While the EU is focused on labour market and fiscal integration – mostly through an open border and a common currency, the idea of full monetary union is next to impossible without closer political integration.  The Greek fiasco is a pretty telling test of Europe’s real commitment to the EU project, because it’s not just about having protocol-obsessed summits, but requires someone to open their purse strings rather generously with little political gains – if not massive political losses.

Those outside of the immediate currency zone don’t want a Greek bailout (emphasis mine).

Since 2004, the promise made to the ex-communist newcomers was that they would replace the Club Med countries as principal beneficiaries of EU funds aimed at economic convergence within the union. Such countries, some of which, like Poland, have done better than most in this crisis, are likely to take it rather badly if future convergence flows are diverted away from them, and back to countries that have wasted so much EU cash like Greece, in what will look like a reward for failure. Add to that that newcomers outside the euro zone, like Hungary or Latvia have had to endure horrible austerity programmes in the last two years under IMF supervision, while countries inside the euro zone are to be spared IMF programmes. In this round-up of EU press reactions, you will note that Czech and Hungarian newspapers are strikingly unsympathetic to the idea of an easy bail-out for Greece.
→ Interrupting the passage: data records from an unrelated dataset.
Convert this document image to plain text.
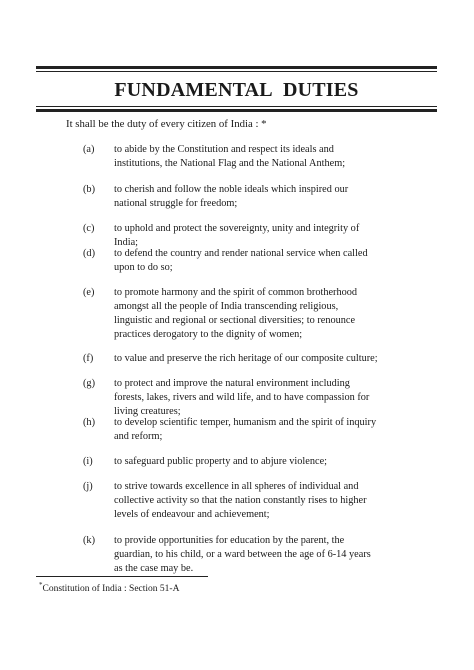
FUNDAMENTAL DUTIES
It shall be the duty of every citizen of India : *
(a) to abide by the Constitution and respect its ideals and institutions, the National Flag and the National Anthem;
(b) to cherish and follow the noble ideals which inspired our national struggle for freedom;
(c) to uphold and protect the sovereignty, unity and integrity of India;
(d) to defend the country and render national service when called upon to do so;
(e) to promote harmony and the spirit of common brotherhood amongst all the people of India transcending religious, linguistic and regional or sectional diversities; to renounce practices derogatory to the dignity of women;
(f) to value and preserve the rich heritage of our composite culture;
(g) to protect and improve the natural environment including forests, lakes, rivers and wild life, and to have compassion for living creatures;
(h) to develop scientific temper, humanism and the spirit of inquiry and reform;
(i) to safeguard public property and to abjure violence;
(j) to strive towards excellence in all spheres of individual and collective activity so that the nation constantly rises to higher levels of endeavour and achievement;
(k) to provide opportunities for education by the parent, the guardian, to his child, or a ward between the age of 6-14 years as the case may be.
*Constitution of India : Section 51-A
And those at the core of the EU, namely France and Germany, can’t seem to agree on just exactly what “economic co-ordination” means.
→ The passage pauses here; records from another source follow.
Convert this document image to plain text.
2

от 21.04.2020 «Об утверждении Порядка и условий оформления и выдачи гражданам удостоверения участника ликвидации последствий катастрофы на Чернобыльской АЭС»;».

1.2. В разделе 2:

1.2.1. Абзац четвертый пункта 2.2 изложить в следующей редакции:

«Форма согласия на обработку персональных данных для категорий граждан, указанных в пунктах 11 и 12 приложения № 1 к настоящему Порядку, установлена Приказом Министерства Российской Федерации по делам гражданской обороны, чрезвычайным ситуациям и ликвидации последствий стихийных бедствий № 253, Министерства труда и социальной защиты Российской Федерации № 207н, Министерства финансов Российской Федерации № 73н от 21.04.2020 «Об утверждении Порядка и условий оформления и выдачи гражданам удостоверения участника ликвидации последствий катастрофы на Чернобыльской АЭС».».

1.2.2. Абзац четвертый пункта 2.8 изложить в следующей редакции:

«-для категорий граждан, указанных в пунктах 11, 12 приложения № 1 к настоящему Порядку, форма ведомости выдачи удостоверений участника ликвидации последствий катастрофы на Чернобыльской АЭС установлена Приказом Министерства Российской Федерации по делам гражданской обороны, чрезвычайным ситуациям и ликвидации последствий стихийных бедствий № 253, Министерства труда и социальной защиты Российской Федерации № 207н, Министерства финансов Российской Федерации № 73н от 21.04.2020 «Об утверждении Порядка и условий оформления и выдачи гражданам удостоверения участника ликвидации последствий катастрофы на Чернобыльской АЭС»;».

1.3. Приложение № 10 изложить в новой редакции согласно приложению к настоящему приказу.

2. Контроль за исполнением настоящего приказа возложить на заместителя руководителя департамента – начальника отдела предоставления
On February 11th [Angela Merkel] said that “economic government” meant economic co-ordination among the 27 leaders of the EU. Nicolas Sarkozy, standing next to her, means something quite different by economic government: he has made no secret of wanting to increase the power of the heads of state and government from the 16 euro zone countries, turning them into an inner core Europe (that just so happens to look rather like Europe before the big bang enlargement).